Incivilités - "Respectez leur travail, respectez-les"

Agressions physiques, menaces, insultes, jets d’objets… Les agents des DIR sont chaque jour confrontés aux incivilités des usagers dans l’exercice de leur fonction. Ces situations sont paradoxales car les agents sont agressés alors qu’ils assurent des missions d’utilité publique (protection, mise en sécurité des usagers de la route). Les comportements irrespectueux des conducteurs, qui vont parfois jusqu’à la mise en danger des agents, sont punis par la loi.

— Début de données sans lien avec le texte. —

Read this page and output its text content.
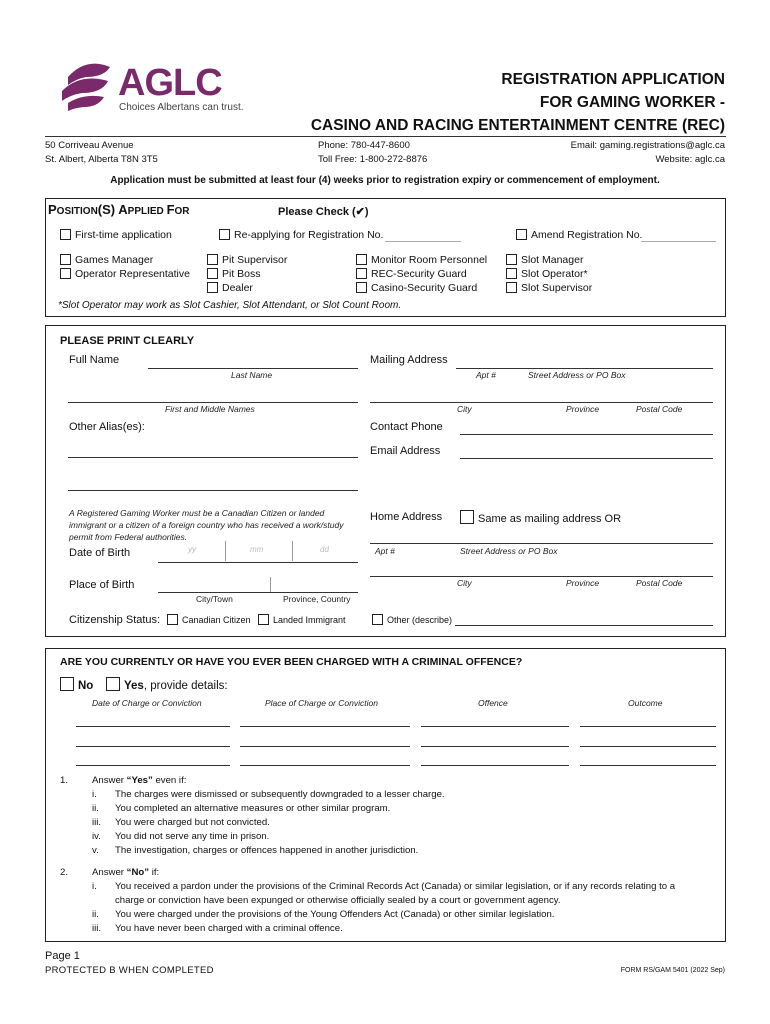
AGLC
Choices Albertans can trust.
REGISTRATION APPLICATION
FOR GAMING WORKER -
CASINO AND RACING ENTERTAINMENT CENTRE (REC)
50 Corriveau Avenue
St. Albert, Alberta T8N 3T5
Phone: 780-447-8600
Toll Free: 1-800-272-8876
Email: gaming.registrations@aglc.ca
Website: aglc.ca
Application must be submitted at least four (4) weeks prior to registration expiry or commencement of employment.
POSITION(S) APPLIED FOR	Please Check (✔)
First-time application	Re-applying for Registration No.	Amend Registration No.
Games Manager
Operator Representative
Pit Supervisor
Pit Boss
Dealer
Monitor Room Personnel
REC-Security Guard
Casino-Security Guard
Slot Manager
Slot Operator*
Slot Supervisor
*Slot Operator may work as Slot Cashier, Slot Attendant, or Slot Count Room.
PLEASE PRINT CLEARLY
Full Name
Last Name
First and Middle Names
Other Alias(es):
A Registered Gaming Worker must be a Canadian Citizen or landed immigrant or a citizen of a foreign country who has received a work/study permit from Federal authorities.
Date of Birth	yy	mm	dd
Place of Birth
City/Town	Province, Country
Citizenship Status:	Canadian Citizen	Landed Immigrant	Other (describe)
Mailing Address
Apt #	Street Address or PO Box
City	Province	Postal Code
Contact Phone
Email Address
Home Address	Same as mailing address OR
Apt #	Street Address or PO Box
City	Province	Postal Code
ARE YOU CURRENTLY OR HAVE YOU EVER BEEN CHARGED WITH A CRIMINAL OFFENCE?
No	Yes, provide details:
Date of Charge or Conviction	Place of Charge or Conviction	Offence	Outcome
1. Answer “Yes” even if:
i. The charges were dismissed or subsequently downgraded to a lesser charge.
ii. You completed an alternative measures or other similar program.
iii. You were charged but not convicted.
iv. You did not serve any time in prison.
v. The investigation, charges or offences happened in another jurisdiction.
2. Answer “No” if:
i. You received a pardon under the provisions of the Criminal Records Act (Canada) or similar legislation, or if any records relating to a
charge or conviction have been expunged or otherwise officially sealed by a court or government agency.
ii. You were charged under the provisions of the Young Offenders Act (Canada) or other similar legislation.
iii. You have never been charged with a criminal offence.
Page 1
PROTECTED B WHEN COMPLETED	FORM RS/GAM 5401 (2022 Sep)
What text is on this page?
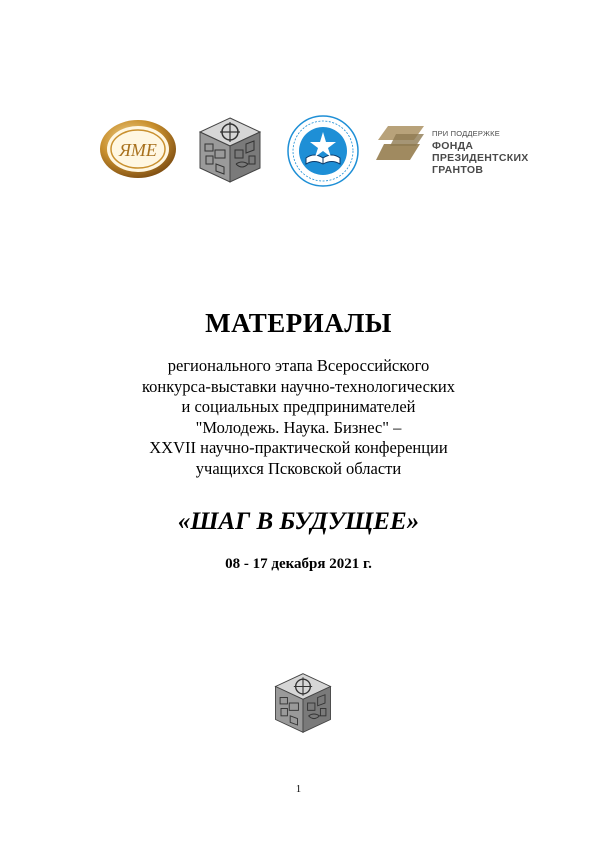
ЯМЕ
ПРИ ПОДДЕРЖКЕ
ФОНДА
ПРЕЗИДЕНТСКИХ
ГРАНТОВ
МАТЕРИАЛЫ
регионального этапа Всероссийского
конкурса-выставки научно-технологических
и социальных предпринимателей
"Молодежь. Наука. Бизнес" –
XXVII научно-практической конференции
учащихся Псковской области
«ШАГ В БУДУЩЕЕ»
08 - 17 декабря 2021 г.
1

La bretelle était fermée pour des travaux de peinture sur l’échangeur pendant 20 minutes. Une voiture est entrée dans le balisage et n’a pas répondu à ma demande de s’arrêter. J’ai dû me sauver rapidement, car elle n’a ni ralenti, ni manifesté la moindre intention de s’arrêter. Si je ne m’étais pas écarté de sa trajectoire, je n’écrirais pas ce message aujourd’hui.

Simon

  • Chef d’équipe

Lors de notre patrouille, nous circulions à 70 km/h quand un automobiliste, après nous avoir doublés, s’est arrêté juste devant nous et nous a adressé un doigt d’honneur. Il est même venu au contact verbal, en nous reprochant de ne pas rouler assez vite, puis il nous a insultés de “bons à rien” et de “fainéants”.

Julie

  • agente d’exploitation

Alors que nous ramassions des déchets sur le bord de la route, un véhicule ne s’est pas écarté et n’a pas respecté le corridor de sécurité. Quand on lui a fait signe de se décaler, il nous a répondu par un doigt d’honneur et n’a pas changé de voie.

Christophe

  • agent d’exploitation

Une mobilisation permanente, des risques croissants

Ce sont environ 500 agents, mobilisés 365 jours par an, 24h/24, qui entretiennent plus de 1 430 km de routes nationales.

En 2025, ils sont intervenus 65 000 fois et les actes d’incivilité ont connu une inquiétante augmentation  : 35 signalements contre 19 en 2024.

Chaque incivilité, chaque agression, laisse des traces.

Incivilités : des comportements punis par la loi

  • Proférer des menaces et actes d’intimidations contre une personne exerçant une fonction publique peut être sanctionné jusqu’à 3 ans d’emprisonnement et 45 000 € d’amende (article 433-3 du Code pénal).
  • Commettre un outrage contre une personne exerçant une fonction publique peut être sanctionné jusqu’à 6 mois d’emprisonnement et 7500 € d’amende (article 433-5 du Code pénal).
  • Atteindre à l’intégrité physique ou psychique d’une personne, ou commettre des violences entrainant une incapacité de travail peuvent être sanctionnés jusqu’à 3 ans d’emprisonnement et 45 000 € d’amende (article 222-13 du Code pénal).